A retail chain’s annual profit \(P\) (in €1000) and number of stores \(n\) are related by: \[P = 150\sqrt{n} - 4n\]

The company opens 3 new stores per year.

Find \(\frac{dP}{dn}\) and interpret its meaning.
Find \(\frac{dP}{dt}\) when \(n = 25\) stores.
Find \(\frac{dP}{dt}\) when \(n = 100\) stores.
At how many stores does profit stop growing (i.e., \(\frac{dP}{dn} = 0\))?

Solution

a) Marginal profit per store: \[\frac{dP}{dn} = \frac{75}{\sqrt{n}} - 4\]

Interpretation: This is the additional profit from opening one more store. It decreases as \(n\) grows.

b) When \(n = 25\): \[\frac{dP}{dt} = \frac{dP}{dn} \cdot \frac{dn}{dt} = \left(\frac{75}{\sqrt{25}} - 4\right) \cdot 3\] \[= \left(\frac{75}{5} - 4\right) \cdot 3 = (15 - 4) \cdot 3 = 33\]

Profit is growing at €33,000 per year.

c) When \(n = 100\): \[\frac{dP}{dt} = \left(\frac{75}{\sqrt{100}} - 4\right) \cdot 3 = (7.5 - 4) \cdot 3 = 10.5\]

Profit is growing at €10,500 per year (much slower!).

d) Profit stops growing when: \[\frac{dP}{dn} = 0\] \[\frac{75}{\sqrt{n}} - 4 = 0\] \[\frac{75}{\sqrt{n}} = 4\] \[\sqrt{n} = \frac{75}{4} = 18.75\] \[n = 351.6\]

At approximately 352 stores, profit is maximized. Beyond this, each new store actually reduces total profit due to cannibalization and overhead costs.

7 Problem 7: Related Rates - Market Share (xxx)

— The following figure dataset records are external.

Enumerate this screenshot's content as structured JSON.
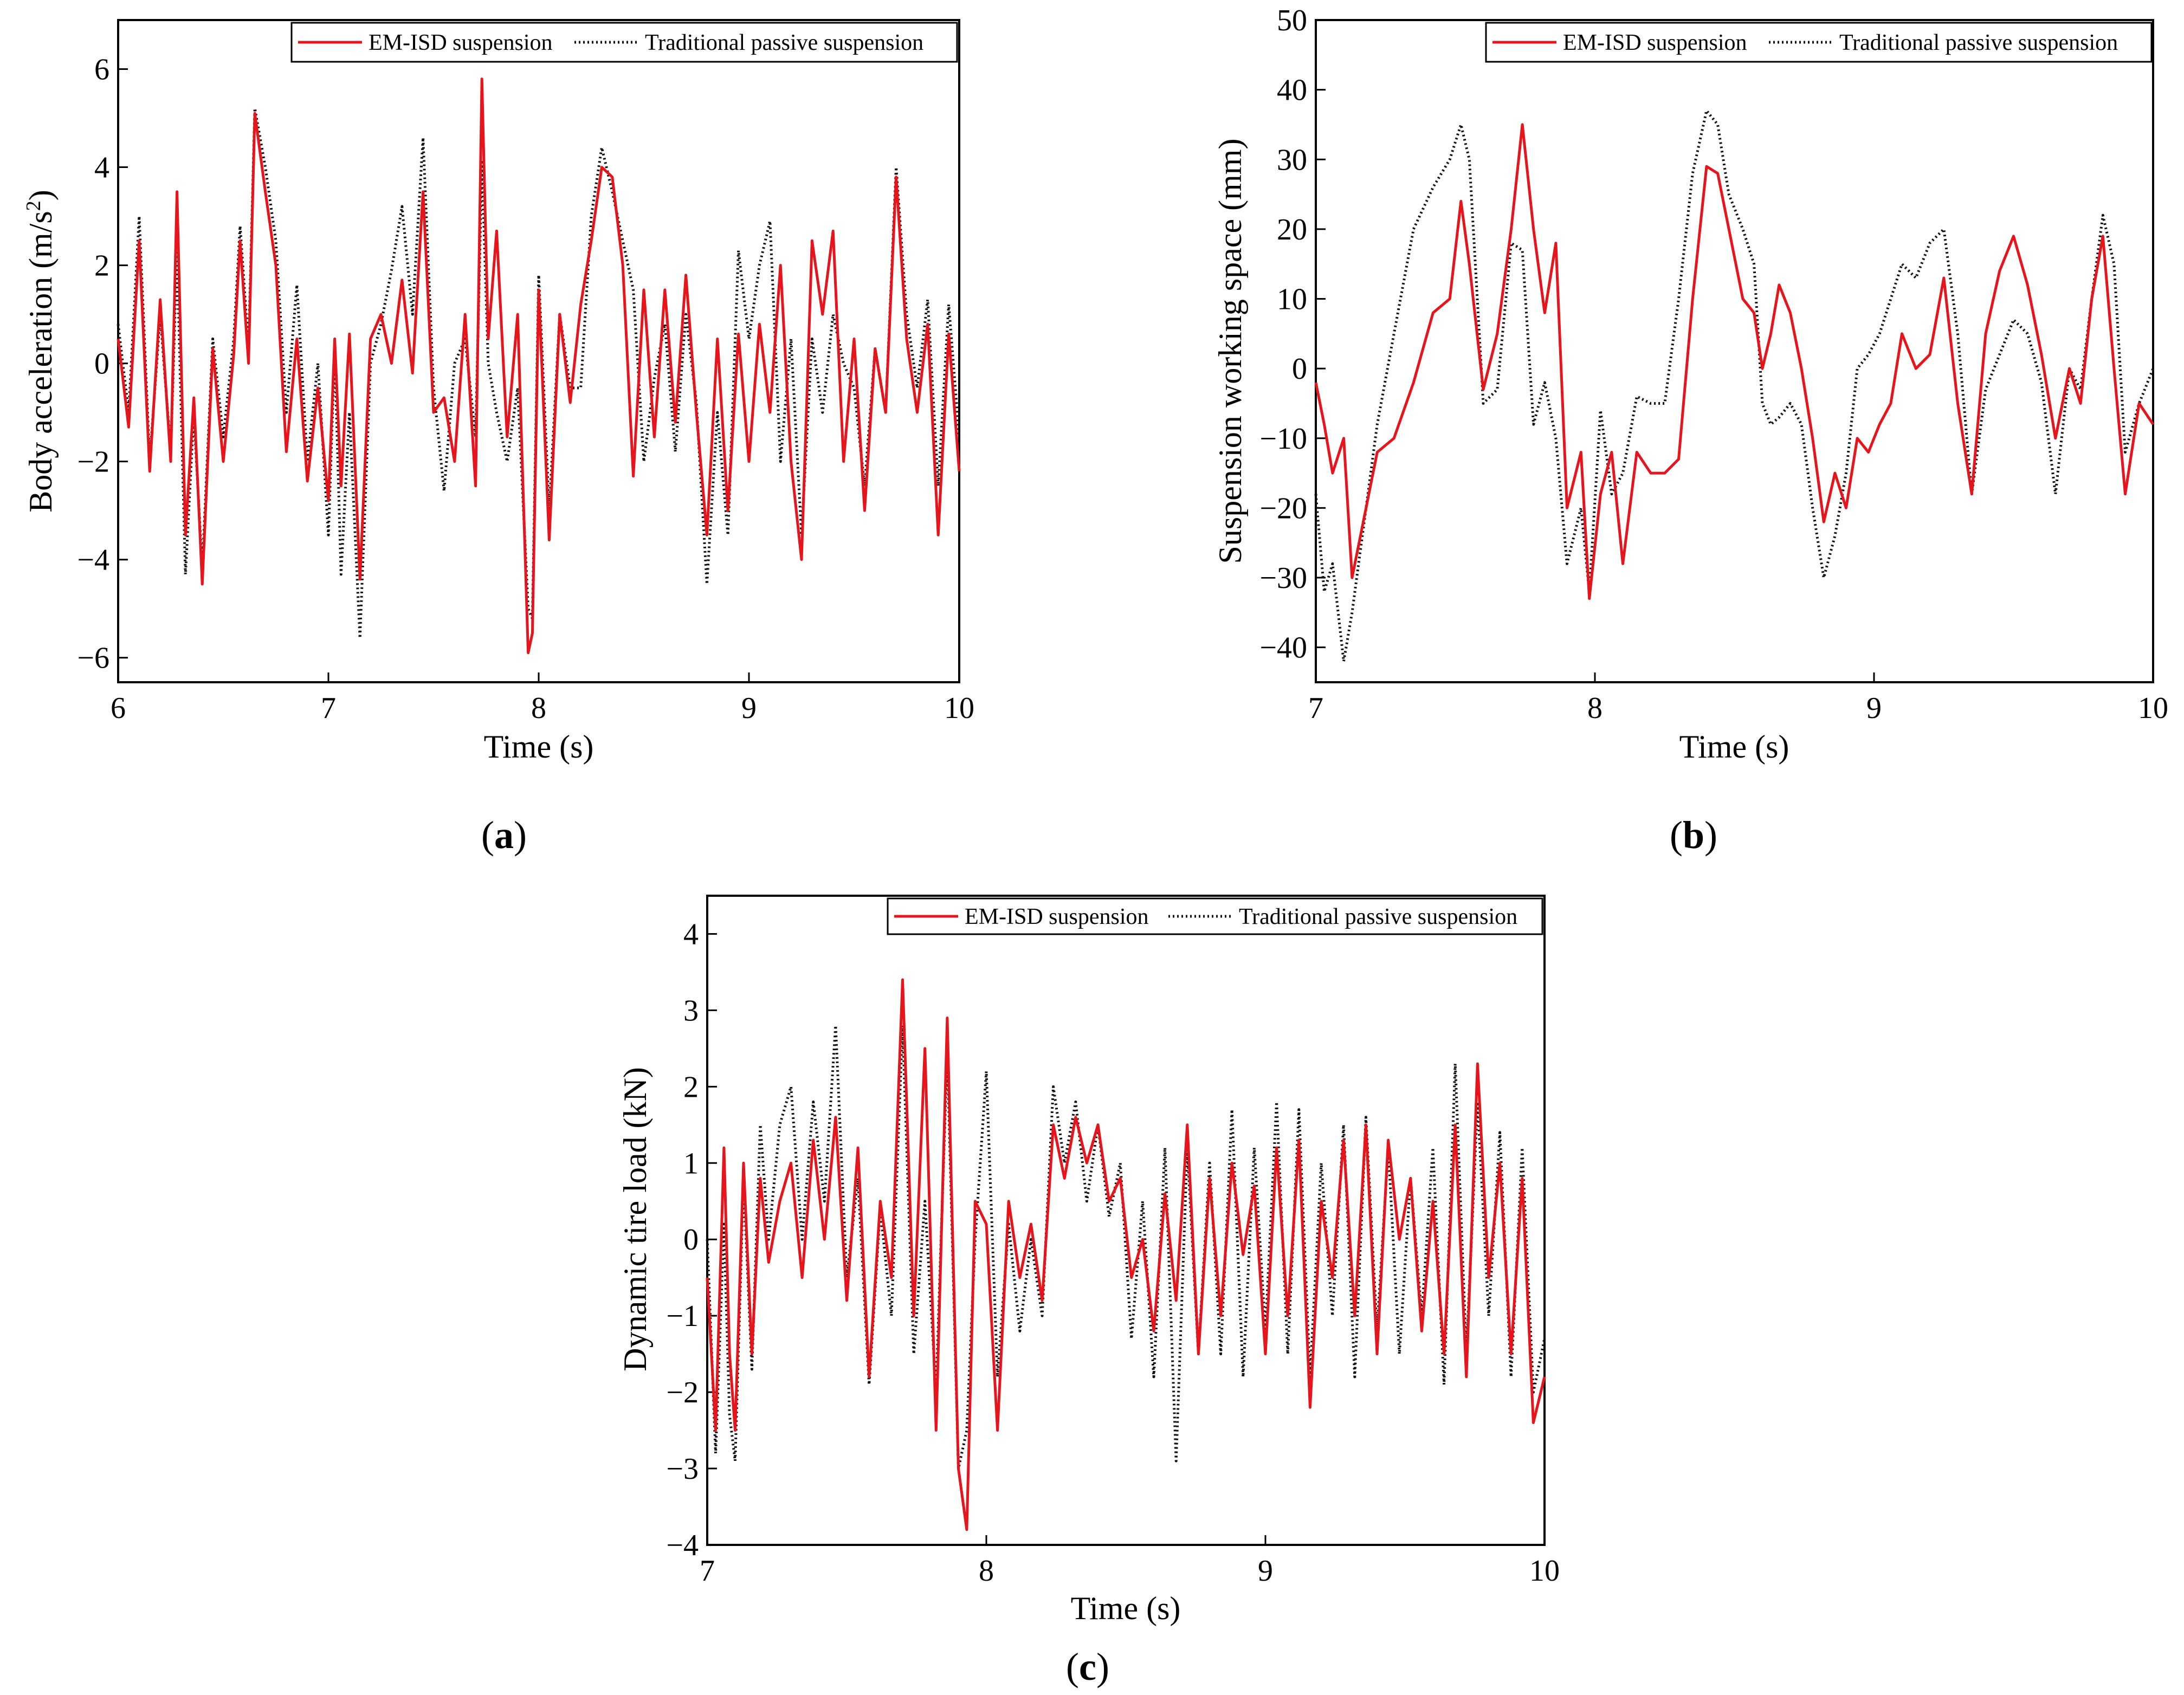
{
  "legend": {
    "em_label": "EM-ISD suspension",
    "tp_label": "Traditional passive suspension",
    "em_color": "#e8141b",
    "tp_color": "#111111"
  },
  "chart_data": [
    {
      "id": "a",
      "type": "line",
      "caption_letter": "a",
      "xlabel": "Time (s)",
      "ylabel_prefix": "Body acceleration (m/s",
      "ylabel_sup": "2",
      "ylabel_suffix": ")",
      "xlim": [
        6,
        10
      ],
      "ylim": [
        -6.5,
        7
      ],
      "xticks": [
        "6",
        "7",
        "8",
        "9",
        "10"
      ],
      "yticks": [
        "−6",
        "−4",
        "−2",
        "0",
        "2",
        "4",
        "6"
      ],
      "ytick_values": [
        -6,
        -4,
        -2,
        0,
        2,
        4,
        6
      ],
      "xtick_values": [
        6,
        7,
        8,
        9,
        10
      ],
      "legend_position": "top-right",
      "series": [
        {
          "name": "EM-ISD suspension",
          "x": [
            6.0,
            6.05,
            6.1,
            6.15,
            6.2,
            6.25,
            6.28,
            6.32,
            6.36,
            6.4,
            6.45,
            6.5,
            6.55,
            6.58,
            6.62,
            6.65,
            6.7,
            6.75,
            6.8,
            6.85,
            6.9,
            6.95,
            7.0,
            7.03,
            7.06,
            7.1,
            7.15,
            7.2,
            7.25,
            7.3,
            7.35,
            7.4,
            7.45,
            7.5,
            7.55,
            7.6,
            7.65,
            7.7,
            7.73,
            7.76,
            7.8,
            7.85,
            7.9,
            7.95,
            7.97,
            8.0,
            8.05,
            8.1,
            8.15,
            8.2,
            8.25,
            8.3,
            8.35,
            8.4,
            8.45,
            8.5,
            8.55,
            8.6,
            8.65,
            8.7,
            8.75,
            8.8,
            8.85,
            8.9,
            8.95,
            9.0,
            9.05,
            9.1,
            9.15,
            9.2,
            9.25,
            9.3,
            9.35,
            9.4,
            9.45,
            9.5,
            9.55,
            9.6,
            9.65,
            9.7,
            9.75,
            9.8,
            9.85,
            9.9,
            9.95,
            10.0
          ],
          "y": [
            0.5,
            -1.3,
            2.5,
            -2.2,
            1.3,
            -2.0,
            3.5,
            -3.5,
            -0.7,
            -4.5,
            0.3,
            -2.0,
            0.2,
            2.5,
            0.0,
            5.1,
            3.5,
            2.0,
            -1.8,
            0.5,
            -2.4,
            -0.5,
            -2.8,
            0.5,
            -2.5,
            0.6,
            -4.4,
            0.5,
            1.0,
            0.0,
            1.7,
            -0.2,
            3.5,
            -1.0,
            -0.7,
            -2.0,
            1.0,
            -2.5,
            5.8,
            0.5,
            2.7,
            -1.5,
            1.0,
            -5.9,
            -5.5,
            1.5,
            -3.6,
            1.0,
            -0.8,
            1.2,
            2.5,
            4.0,
            3.8,
            2.0,
            -2.3,
            1.5,
            -1.5,
            1.5,
            -1.2,
            1.8,
            -1.0,
            -3.5,
            0.5,
            -3.0,
            0.6,
            -2.0,
            0.8,
            -1.0,
            2.0,
            -2.0,
            -4.0,
            2.5,
            1.0,
            2.7,
            -2.0,
            0.5,
            -3.0,
            0.3,
            -1.0,
            3.8,
            0.5,
            -1.0,
            0.8,
            -3.5,
            0.6,
            -2.2
          ]
        },
        {
          "name": "Traditional passive suspension",
          "x": [
            6.0,
            6.05,
            6.1,
            6.15,
            6.2,
            6.25,
            6.28,
            6.32,
            6.36,
            6.4,
            6.45,
            6.5,
            6.55,
            6.58,
            6.62,
            6.65,
            6.7,
            6.75,
            6.8,
            6.85,
            6.9,
            6.95,
            7.0,
            7.03,
            7.06,
            7.1,
            7.15,
            7.2,
            7.25,
            7.3,
            7.35,
            7.4,
            7.45,
            7.5,
            7.55,
            7.6,
            7.65,
            7.7,
            7.73,
            7.76,
            7.8,
            7.85,
            7.9,
            7.95,
            7.97,
            8.0,
            8.05,
            8.1,
            8.15,
            8.2,
            8.25,
            8.3,
            8.35,
            8.4,
            8.45,
            8.5,
            8.55,
            8.6,
            8.65,
            8.7,
            8.75,
            8.8,
            8.85,
            8.9,
            8.95,
            9.0,
            9.05,
            9.1,
            9.15,
            9.2,
            9.25,
            9.3,
            9.35,
            9.4,
            9.45,
            9.5,
            9.55,
            9.6,
            9.65,
            9.7,
            9.75,
            9.8,
            9.85,
            9.9,
            9.95,
            10.0
          ],
          "y": [
            0.8,
            -1.0,
            3.0,
            -2.0,
            1.0,
            -1.8,
            2.3,
            -4.3,
            -1.0,
            -4.2,
            0.5,
            -1.5,
            0.5,
            2.8,
            0.3,
            5.2,
            4.0,
            2.5,
            -1.0,
            1.6,
            -2.0,
            0.0,
            -3.5,
            0.3,
            -4.3,
            -1.0,
            -5.6,
            0.0,
            0.8,
            1.9,
            3.2,
            1.0,
            4.6,
            -0.5,
            -2.6,
            0.0,
            0.5,
            -1.5,
            4.1,
            0.0,
            -1.0,
            -2.0,
            -0.5,
            -5.0,
            -5.2,
            1.8,
            -3.0,
            1.0,
            -0.5,
            -0.5,
            3.0,
            4.4,
            3.5,
            2.5,
            1.5,
            -2.0,
            -0.3,
            0.8,
            -1.8,
            1.0,
            -0.8,
            -4.5,
            -1.0,
            -3.5,
            2.3,
            0.5,
            2.0,
            2.9,
            -2.0,
            0.5,
            -3.5,
            0.5,
            -1.0,
            1.0,
            0.0,
            -0.5,
            -2.5,
            0.3,
            -1.0,
            4.0,
            1.0,
            -0.5,
            1.3,
            -2.5,
            1.2,
            -1.5
          ]
        }
      ]
    },
    {
      "id": "b",
      "type": "line",
      "caption_letter": "b",
      "xlabel": "Time (s)",
      "ylabel": "Suspension working space (mm)",
      "xlim": [
        7,
        10
      ],
      "ylim": [
        -45,
        50
      ],
      "xticks": [
        "7",
        "8",
        "9",
        "10"
      ],
      "xtick_values": [
        7,
        8,
        9,
        10
      ],
      "yticks": [
        "−40",
        "−30",
        "−20",
        "−10",
        "0",
        "10",
        "20",
        "30",
        "40",
        "50"
      ],
      "ytick_values": [
        -40,
        -30,
        -20,
        -10,
        0,
        10,
        20,
        30,
        40,
        50
      ],
      "legend_position": "top-right",
      "series": [
        {
          "name": "EM-ISD suspension",
          "x": [
            7.0,
            7.03,
            7.06,
            7.1,
            7.13,
            7.18,
            7.22,
            7.28,
            7.35,
            7.42,
            7.48,
            7.52,
            7.55,
            7.6,
            7.65,
            7.7,
            7.74,
            7.78,
            7.82,
            7.86,
            7.9,
            7.95,
            7.98,
            8.02,
            8.06,
            8.1,
            8.15,
            8.2,
            8.25,
            8.3,
            8.35,
            8.4,
            8.44,
            8.48,
            8.53,
            8.57,
            8.6,
            8.63,
            8.66,
            8.7,
            8.74,
            8.78,
            8.82,
            8.86,
            8.9,
            8.94,
            8.98,
            9.02,
            9.06,
            9.1,
            9.15,
            9.2,
            9.25,
            9.3,
            9.35,
            9.4,
            9.45,
            9.5,
            9.55,
            9.6,
            9.65,
            9.7,
            9.74,
            9.78,
            9.82,
            9.86,
            9.9,
            9.95,
            10.0
          ],
          "y": [
            -2,
            -8,
            -15,
            -10,
            -30,
            -20,
            -12,
            -10,
            -2,
            8,
            10,
            24,
            15,
            -3,
            5,
            20,
            35,
            20,
            8,
            18,
            -20,
            -12,
            -33,
            -18,
            -12,
            -28,
            -12,
            -15,
            -15,
            -13,
            10,
            29,
            28,
            20,
            10,
            8,
            0,
            5,
            12,
            8,
            0,
            -10,
            -22,
            -15,
            -20,
            -10,
            -12,
            -8,
            -5,
            5,
            0,
            2,
            13,
            -5,
            -18,
            5,
            14,
            19,
            12,
            2,
            -10,
            0,
            -5,
            10,
            19,
            0,
            -18,
            -5,
            -8
          ]
        },
        {
          "name": "Traditional passive suspension",
          "x": [
            7.0,
            7.03,
            7.06,
            7.1,
            7.13,
            7.18,
            7.22,
            7.28,
            7.35,
            7.42,
            7.48,
            7.52,
            7.55,
            7.6,
            7.65,
            7.7,
            7.74,
            7.78,
            7.82,
            7.86,
            7.9,
            7.95,
            7.98,
            8.02,
            8.06,
            8.1,
            8.15,
            8.2,
            8.25,
            8.3,
            8.35,
            8.4,
            8.44,
            8.48,
            8.53,
            8.57,
            8.6,
            8.63,
            8.66,
            8.7,
            8.74,
            8.78,
            8.82,
            8.86,
            8.9,
            8.94,
            8.98,
            9.02,
            9.06,
            9.1,
            9.15,
            9.2,
            9.25,
            9.3,
            9.35,
            9.4,
            9.45,
            9.5,
            9.55,
            9.6,
            9.65,
            9.7,
            9.74,
            9.78,
            9.82,
            9.86,
            9.9,
            9.95,
            10.0
          ],
          "y": [
            -18,
            -32,
            -28,
            -42,
            -35,
            -20,
            -8,
            5,
            20,
            26,
            30,
            35,
            30,
            -5,
            -3,
            18,
            17,
            -8,
            -2,
            -10,
            -28,
            -20,
            -32,
            -6,
            -18,
            -15,
            -4,
            -5,
            -5,
            10,
            28,
            37,
            35,
            25,
            20,
            15,
            -5,
            -8,
            -7,
            -5,
            -8,
            -20,
            -30,
            -24,
            -15,
            0,
            2,
            5,
            10,
            15,
            13,
            18,
            20,
            5,
            -18,
            -3,
            2,
            7,
            5,
            -2,
            -18,
            0,
            -3,
            10,
            22,
            15,
            -12,
            -5,
            0
          ]
        }
      ]
    },
    {
      "id": "c",
      "type": "line",
      "caption_letter": "c",
      "xlabel": "Time (s)",
      "ylabel": "Dynamic tire load (kN)",
      "xlim": [
        7,
        10
      ],
      "ylim": [
        -4,
        4.5
      ],
      "xticks": [
        "7",
        "8",
        "9",
        "10"
      ],
      "xtick_values": [
        7,
        8,
        9,
        10
      ],
      "yticks": [
        "−4",
        "−3",
        "−2",
        "−1",
        "0",
        "1",
        "2",
        "3",
        "4"
      ],
      "ytick_values": [
        -4,
        -3,
        -2,
        -1,
        0,
        1,
        2,
        3,
        4
      ],
      "legend_position": "top-right",
      "series": [
        {
          "name": "EM-ISD suspension",
          "x": [
            7.0,
            7.03,
            7.06,
            7.08,
            7.1,
            7.13,
            7.16,
            7.19,
            7.22,
            7.26,
            7.3,
            7.34,
            7.38,
            7.42,
            7.46,
            7.5,
            7.54,
            7.58,
            7.62,
            7.66,
            7.7,
            7.74,
            7.78,
            7.82,
            7.86,
            7.9,
            7.93,
            7.96,
            8.0,
            8.04,
            8.08,
            8.12,
            8.16,
            8.2,
            8.24,
            8.28,
            8.32,
            8.36,
            8.4,
            8.44,
            8.48,
            8.52,
            8.56,
            8.6,
            8.64,
            8.68,
            8.72,
            8.76,
            8.8,
            8.84,
            8.88,
            8.92,
            8.96,
            9.0,
            9.04,
            9.08,
            9.12,
            9.16,
            9.2,
            9.24,
            9.28,
            9.32,
            9.36,
            9.4,
            9.44,
            9.48,
            9.52,
            9.56,
            9.6,
            9.64,
            9.68,
            9.72,
            9.76,
            9.8,
            9.84,
            9.88,
            9.92,
            9.96,
            10.0
          ],
          "y": [
            -0.5,
            -2.5,
            1.2,
            -1.5,
            -2.5,
            1.0,
            -1.5,
            0.8,
            -0.3,
            0.5,
            1.0,
            -0.5,
            1.3,
            0.0,
            1.6,
            -0.8,
            1.2,
            -1.8,
            0.5,
            -0.5,
            3.4,
            -1.0,
            2.5,
            -2.5,
            2.9,
            -3.0,
            -3.8,
            0.5,
            0.2,
            -2.5,
            0.5,
            -0.5,
            0.2,
            -0.8,
            1.5,
            0.8,
            1.6,
            1.0,
            1.5,
            0.5,
            0.8,
            -0.5,
            0.0,
            -1.2,
            0.6,
            -0.8,
            1.5,
            -1.5,
            0.8,
            -1.0,
            1.0,
            -0.2,
            0.7,
            -1.5,
            1.2,
            -1.0,
            1.3,
            -2.2,
            0.5,
            -0.5,
            1.3,
            -1.0,
            1.5,
            -1.5,
            1.3,
            0.0,
            0.8,
            -1.2,
            0.5,
            -1.5,
            1.5,
            -1.8,
            2.3,
            -0.5,
            1.0,
            -1.5,
            0.8,
            -2.4,
            -1.8
          ]
        },
        {
          "name": "Traditional passive suspension",
          "x": [
            7.0,
            7.03,
            7.06,
            7.08,
            7.1,
            7.13,
            7.16,
            7.19,
            7.22,
            7.26,
            7.3,
            7.34,
            7.38,
            7.42,
            7.46,
            7.5,
            7.54,
            7.58,
            7.62,
            7.66,
            7.7,
            7.74,
            7.78,
            7.82,
            7.86,
            7.9,
            7.93,
            7.96,
            8.0,
            8.04,
            8.08,
            8.12,
            8.16,
            8.2,
            8.24,
            8.28,
            8.32,
            8.36,
            8.4,
            8.44,
            8.48,
            8.52,
            8.56,
            8.6,
            8.64,
            8.68,
            8.72,
            8.76,
            8.8,
            8.84,
            8.88,
            8.92,
            8.96,
            9.0,
            9.04,
            9.08,
            9.12,
            9.16,
            9.2,
            9.24,
            9.28,
            9.32,
            9.36,
            9.4,
            9.44,
            9.48,
            9.52,
            9.56,
            9.6,
            9.64,
            9.68,
            9.72,
            9.76,
            9.8,
            9.84,
            9.88,
            9.92,
            9.96,
            10.0
          ],
          "y": [
            0.0,
            -2.8,
            0.2,
            -2.3,
            -2.9,
            0.8,
            -1.7,
            1.5,
            0.0,
            1.5,
            2.0,
            0.0,
            1.8,
            0.5,
            2.8,
            -0.5,
            0.8,
            -1.9,
            0.4,
            -1.0,
            2.8,
            -1.5,
            0.5,
            -2.0,
            2.5,
            -3.0,
            -2.5,
            0.0,
            2.2,
            -1.8,
            0.2,
            -1.2,
            0.0,
            -1.0,
            2.0,
            1.0,
            1.8,
            0.5,
            1.5,
            0.3,
            1.0,
            -1.3,
            0.5,
            -1.8,
            1.2,
            -2.9,
            1.2,
            -1.5,
            1.0,
            -1.5,
            1.7,
            -1.8,
            1.2,
            -1.2,
            1.8,
            -1.5,
            1.7,
            -1.8,
            1.0,
            -1.0,
            1.5,
            -1.8,
            1.6,
            -1.2,
            1.2,
            -1.5,
            0.8,
            -1.0,
            1.2,
            -1.9,
            2.3,
            -1.5,
            1.8,
            -1.0,
            1.4,
            -1.8,
            1.2,
            -2.0,
            -1.3
          ]
        }
      ]
    }
  ]
}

A company’s profit \(P\) (in €1000) and market share \(m\) (as a percentage) are related by: \[P = 800m - 15m^2\]

Market share is increasing at 1.5% per month.

Find \(\frac{dP}{dt}\) in terms of \(m\).
How fast is profit changing when \(m = 10\%\)?
How fast is profit changing when \(m = 25\%\)?
At what market share is profit maximized?
If the company currently has \(m = 30\%\), should they continue trying to grow market share? Why or why not?

Solution

a) Profit growth rate: \[\frac{dP}{dt} = \frac{dP}{dm} \cdot \frac{dm}{dt}\] \[= (800 - 30m) \cdot \frac{dm}{dt}\]

b) When \(m = 10\): \[\frac{dP}{dt} = (800 - 30 \cdot 10) \cdot 1.5 = 500 \cdot 1.5 = 750\]

Profit is increasing at €750,000 per month.

c) When \(m = 25\): \[\frac{dP}{dt} = (800 - 30 \cdot 25) \cdot 1.5 = 50 \cdot 1.5 = 75\]

Profit is increasing at only €75,000 per month.

d) Maximum profit when \(\frac{dP}{dm} = 0\): \[800 - 30m = 0\] \[m = \frac{800}{30} \approx 26.7\%\]

e) At \(m = 30\%\): \[\frac{dP}{dm} = 800 - 30(30) = 800 - 900 = -100\] \[\frac{dP}{dt} = -100 \cdot 1.5 = -150\]

No! At 30% market share, profit is decreasing at €150,000 per month. The company has passed optimal size. Aggressive expansion is destroying value (perhaps due to price wars, excessive marketing costs, or diseconomies of scale).